Krouchtchev a voulu jouer sur les deux tableaux la coexistence contre Pékin, la guerre froide avec les Etats-Unis, pour empêcher les purs de l’accuser, comme ils le font quand même, de pactiser avec les « impérialistes ». En parlant de coexistence, il rassurait ses sujets soviétiques et plus encore les Satellites d’Europe. En accentuant la lutte anti-américaine, il comptait désarmer les « dogmatiques ».
L’Aide aux Pays non Communistes
Ce qui irrite les Chinois, c’est que tandis que les Russes leur refusent crédits et techniciens, ils prodiguent leur aide à des pays comme l’Egypte qui met les communistes en prison.
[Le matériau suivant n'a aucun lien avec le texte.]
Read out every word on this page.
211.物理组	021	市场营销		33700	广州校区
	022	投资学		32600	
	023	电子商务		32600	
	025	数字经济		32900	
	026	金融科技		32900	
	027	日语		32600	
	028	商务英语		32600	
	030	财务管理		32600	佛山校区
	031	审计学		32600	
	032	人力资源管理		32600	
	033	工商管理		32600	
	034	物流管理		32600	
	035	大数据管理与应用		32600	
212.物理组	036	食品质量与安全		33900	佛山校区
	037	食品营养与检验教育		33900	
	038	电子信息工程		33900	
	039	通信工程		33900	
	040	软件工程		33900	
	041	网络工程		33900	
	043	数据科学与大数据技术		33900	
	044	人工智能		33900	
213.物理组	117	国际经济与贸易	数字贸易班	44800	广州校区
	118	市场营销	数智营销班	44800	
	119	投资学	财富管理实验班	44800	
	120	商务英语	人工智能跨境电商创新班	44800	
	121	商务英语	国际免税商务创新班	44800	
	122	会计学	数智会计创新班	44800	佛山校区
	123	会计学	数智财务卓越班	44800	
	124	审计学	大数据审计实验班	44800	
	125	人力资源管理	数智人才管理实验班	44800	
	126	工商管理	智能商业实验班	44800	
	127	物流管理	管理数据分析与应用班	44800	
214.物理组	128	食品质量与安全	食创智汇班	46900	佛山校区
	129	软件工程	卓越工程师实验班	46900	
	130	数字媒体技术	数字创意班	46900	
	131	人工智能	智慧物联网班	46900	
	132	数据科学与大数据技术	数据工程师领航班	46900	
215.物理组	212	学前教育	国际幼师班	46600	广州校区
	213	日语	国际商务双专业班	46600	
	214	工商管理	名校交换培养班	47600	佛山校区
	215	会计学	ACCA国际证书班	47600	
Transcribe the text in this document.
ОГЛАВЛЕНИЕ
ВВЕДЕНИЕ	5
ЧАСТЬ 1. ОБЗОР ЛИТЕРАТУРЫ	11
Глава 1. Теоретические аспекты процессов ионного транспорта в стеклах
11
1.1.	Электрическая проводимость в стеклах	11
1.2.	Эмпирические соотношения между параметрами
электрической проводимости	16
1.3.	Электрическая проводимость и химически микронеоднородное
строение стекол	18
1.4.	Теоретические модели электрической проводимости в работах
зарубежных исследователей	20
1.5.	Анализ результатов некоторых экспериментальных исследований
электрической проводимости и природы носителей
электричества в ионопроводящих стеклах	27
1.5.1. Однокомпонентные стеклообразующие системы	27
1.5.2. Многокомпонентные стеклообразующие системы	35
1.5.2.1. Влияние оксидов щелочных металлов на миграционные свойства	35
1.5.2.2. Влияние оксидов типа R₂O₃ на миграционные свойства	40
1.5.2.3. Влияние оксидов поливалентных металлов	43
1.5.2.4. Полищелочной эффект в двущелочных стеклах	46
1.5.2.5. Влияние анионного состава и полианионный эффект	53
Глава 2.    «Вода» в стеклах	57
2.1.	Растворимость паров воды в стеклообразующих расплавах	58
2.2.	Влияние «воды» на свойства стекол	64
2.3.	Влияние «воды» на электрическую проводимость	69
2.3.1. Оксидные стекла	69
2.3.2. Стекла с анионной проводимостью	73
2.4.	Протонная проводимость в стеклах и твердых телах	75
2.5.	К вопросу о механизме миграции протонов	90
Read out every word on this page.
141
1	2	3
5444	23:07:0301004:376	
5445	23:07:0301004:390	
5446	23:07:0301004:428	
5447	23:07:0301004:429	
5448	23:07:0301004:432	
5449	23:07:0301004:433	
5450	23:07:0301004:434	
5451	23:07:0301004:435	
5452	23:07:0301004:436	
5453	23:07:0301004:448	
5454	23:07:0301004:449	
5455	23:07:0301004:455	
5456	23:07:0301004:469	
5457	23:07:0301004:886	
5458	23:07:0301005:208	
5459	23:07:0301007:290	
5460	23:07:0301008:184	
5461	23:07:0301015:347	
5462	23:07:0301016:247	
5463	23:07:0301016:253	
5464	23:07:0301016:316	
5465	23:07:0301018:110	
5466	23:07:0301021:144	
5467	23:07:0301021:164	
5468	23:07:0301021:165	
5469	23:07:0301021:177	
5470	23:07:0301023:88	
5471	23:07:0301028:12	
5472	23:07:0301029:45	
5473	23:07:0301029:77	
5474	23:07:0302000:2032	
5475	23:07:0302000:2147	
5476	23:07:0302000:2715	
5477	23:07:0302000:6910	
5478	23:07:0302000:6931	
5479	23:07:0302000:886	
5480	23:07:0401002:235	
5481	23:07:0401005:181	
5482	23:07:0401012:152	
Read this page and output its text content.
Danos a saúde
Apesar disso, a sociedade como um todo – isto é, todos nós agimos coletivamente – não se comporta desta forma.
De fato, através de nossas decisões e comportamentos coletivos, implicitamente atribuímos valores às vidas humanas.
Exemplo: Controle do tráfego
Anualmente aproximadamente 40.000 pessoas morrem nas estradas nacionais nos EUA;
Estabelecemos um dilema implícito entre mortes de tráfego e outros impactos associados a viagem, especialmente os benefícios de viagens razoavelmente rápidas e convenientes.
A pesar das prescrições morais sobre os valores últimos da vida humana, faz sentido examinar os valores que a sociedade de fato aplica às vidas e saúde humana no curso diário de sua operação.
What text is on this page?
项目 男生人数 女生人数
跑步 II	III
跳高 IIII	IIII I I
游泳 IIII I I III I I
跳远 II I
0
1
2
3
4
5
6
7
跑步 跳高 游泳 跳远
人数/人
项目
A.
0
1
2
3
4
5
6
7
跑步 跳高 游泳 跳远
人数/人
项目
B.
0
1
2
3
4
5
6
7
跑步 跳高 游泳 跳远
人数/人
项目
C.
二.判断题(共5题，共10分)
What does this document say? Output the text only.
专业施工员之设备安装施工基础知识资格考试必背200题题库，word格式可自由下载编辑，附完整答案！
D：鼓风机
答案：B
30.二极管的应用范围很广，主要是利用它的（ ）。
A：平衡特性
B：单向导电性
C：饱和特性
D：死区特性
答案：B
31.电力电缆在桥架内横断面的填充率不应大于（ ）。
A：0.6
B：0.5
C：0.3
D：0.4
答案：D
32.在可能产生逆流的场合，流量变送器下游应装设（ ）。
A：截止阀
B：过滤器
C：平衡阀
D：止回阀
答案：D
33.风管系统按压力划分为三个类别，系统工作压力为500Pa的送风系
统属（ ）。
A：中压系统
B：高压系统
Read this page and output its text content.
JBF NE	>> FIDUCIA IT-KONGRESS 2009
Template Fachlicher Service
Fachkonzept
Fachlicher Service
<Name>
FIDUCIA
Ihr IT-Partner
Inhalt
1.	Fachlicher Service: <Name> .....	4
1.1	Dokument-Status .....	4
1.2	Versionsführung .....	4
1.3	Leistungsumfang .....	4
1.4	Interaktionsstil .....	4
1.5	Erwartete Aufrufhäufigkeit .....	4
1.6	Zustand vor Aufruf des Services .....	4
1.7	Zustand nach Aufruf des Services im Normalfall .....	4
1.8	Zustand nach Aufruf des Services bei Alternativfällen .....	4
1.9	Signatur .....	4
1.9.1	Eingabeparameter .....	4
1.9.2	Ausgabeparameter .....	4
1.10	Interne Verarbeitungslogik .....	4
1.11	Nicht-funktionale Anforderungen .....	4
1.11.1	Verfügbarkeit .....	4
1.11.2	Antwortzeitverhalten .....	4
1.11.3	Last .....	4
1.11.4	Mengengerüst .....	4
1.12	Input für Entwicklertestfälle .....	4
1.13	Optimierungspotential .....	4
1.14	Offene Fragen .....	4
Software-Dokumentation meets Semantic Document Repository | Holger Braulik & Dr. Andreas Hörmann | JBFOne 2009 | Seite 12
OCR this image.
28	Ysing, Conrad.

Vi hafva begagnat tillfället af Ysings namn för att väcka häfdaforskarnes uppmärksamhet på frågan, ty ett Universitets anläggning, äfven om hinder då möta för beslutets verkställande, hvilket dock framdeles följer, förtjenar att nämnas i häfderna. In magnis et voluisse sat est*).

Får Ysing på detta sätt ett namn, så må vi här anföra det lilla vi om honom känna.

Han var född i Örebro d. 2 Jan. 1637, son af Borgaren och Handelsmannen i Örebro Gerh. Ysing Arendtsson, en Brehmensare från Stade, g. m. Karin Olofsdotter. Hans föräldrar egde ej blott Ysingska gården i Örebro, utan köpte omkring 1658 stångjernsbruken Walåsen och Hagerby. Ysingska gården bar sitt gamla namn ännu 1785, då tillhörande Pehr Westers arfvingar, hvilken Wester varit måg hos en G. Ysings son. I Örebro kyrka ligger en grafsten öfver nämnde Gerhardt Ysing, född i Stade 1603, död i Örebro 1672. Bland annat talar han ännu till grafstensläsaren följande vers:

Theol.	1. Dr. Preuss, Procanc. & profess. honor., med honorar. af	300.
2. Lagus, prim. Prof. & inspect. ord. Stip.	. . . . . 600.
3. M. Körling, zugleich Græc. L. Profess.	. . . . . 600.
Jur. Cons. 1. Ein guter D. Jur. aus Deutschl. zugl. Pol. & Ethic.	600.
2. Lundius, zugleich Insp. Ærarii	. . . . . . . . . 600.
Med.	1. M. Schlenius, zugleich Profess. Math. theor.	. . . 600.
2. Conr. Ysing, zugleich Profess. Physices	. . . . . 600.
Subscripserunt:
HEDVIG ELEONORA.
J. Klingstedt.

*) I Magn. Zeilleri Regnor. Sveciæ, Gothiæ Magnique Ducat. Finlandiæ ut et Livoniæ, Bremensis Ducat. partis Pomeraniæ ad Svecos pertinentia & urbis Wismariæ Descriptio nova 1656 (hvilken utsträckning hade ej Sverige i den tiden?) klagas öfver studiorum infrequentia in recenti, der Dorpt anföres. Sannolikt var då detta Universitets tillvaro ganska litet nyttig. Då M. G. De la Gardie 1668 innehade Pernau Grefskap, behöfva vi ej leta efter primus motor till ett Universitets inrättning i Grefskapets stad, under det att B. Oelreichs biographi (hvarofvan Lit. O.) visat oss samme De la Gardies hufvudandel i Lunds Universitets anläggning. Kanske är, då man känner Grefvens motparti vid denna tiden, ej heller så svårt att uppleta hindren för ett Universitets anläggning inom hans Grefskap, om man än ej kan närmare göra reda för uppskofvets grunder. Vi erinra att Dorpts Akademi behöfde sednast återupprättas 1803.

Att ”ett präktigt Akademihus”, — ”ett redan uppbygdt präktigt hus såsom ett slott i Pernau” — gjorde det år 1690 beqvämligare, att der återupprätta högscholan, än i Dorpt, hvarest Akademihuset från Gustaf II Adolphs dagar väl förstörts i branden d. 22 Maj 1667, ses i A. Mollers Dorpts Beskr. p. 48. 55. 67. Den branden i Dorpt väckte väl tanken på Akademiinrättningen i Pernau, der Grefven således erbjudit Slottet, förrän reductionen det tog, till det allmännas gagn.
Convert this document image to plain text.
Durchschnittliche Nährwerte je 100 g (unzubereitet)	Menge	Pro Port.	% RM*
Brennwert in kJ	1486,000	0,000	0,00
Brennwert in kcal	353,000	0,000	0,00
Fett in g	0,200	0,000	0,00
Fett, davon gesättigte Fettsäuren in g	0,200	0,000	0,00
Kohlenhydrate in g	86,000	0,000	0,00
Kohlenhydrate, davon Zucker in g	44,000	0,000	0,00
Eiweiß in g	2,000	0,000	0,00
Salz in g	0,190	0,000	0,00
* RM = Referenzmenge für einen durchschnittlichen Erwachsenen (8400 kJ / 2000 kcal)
Krouchtchev soutient les « nationalismes bourgeois » comme ils disent. En réalité, est-il besoin de le répéter, les motifs du conflit sont simples. Les Soviets ne veulent pas d’une Chine forte. Ils l’aideront assez pour que la révolution chinoise ne s’effondre pas ou qu’elle ne pactise pas avec l’Occident, mais ils s’efforceront de lui créer assez de difficultés pour lui interdire des ambitions excessives. Si Krouchtchev va au Tonkin, c’est pour contrôler la poussée chinoise vers le Sud, et en Corée pour empêcher qu’un conflit n’éclate avec Séoul qui mettrait en mouvement les Américains et risquerait de dégénérer en guerre générale, comme il l’a fait déjà en Inde pour soutenir Nehru, en Birmanie et en Indonésie pour faire contrepoids à l’influence chinoise. Mais Pékin ne peut rien faire pour le moment contre les Soviets, sinon affirmer des principes d’ordre théorique.
Une rupture est impossible, même si la lutte sourde se prolonge, car la Chine rouge ne peut s’approvisionner que dans les pays communistes, ses moyens d’échange avec les autres étant trop faibles. Cependant, privée de l’aide technique de Moscou, le bond en avant de l’industrie chinoise va se trouver sérieusement ralenti ; 250 entreprises-clefs étaient dirigées par les spécialistes russes et européens de l’Est, à moins que Pékin ne se tourne vers Tokyo, ce qui, d’après certains indices ne paraît pas invraisemblable et serait dans l’ordre économique traditionnel.
L’évolution de cette lutte sera lente et difficile à suivre, parce que masquée de débats idéologiques. Elle n’en est encore qu’à ses débuts. Mais nous pensons qu’elle est irréversible, c’est l’avis des Yougoslaves qui, en la matière, s’y connaissent mieux que quiconque.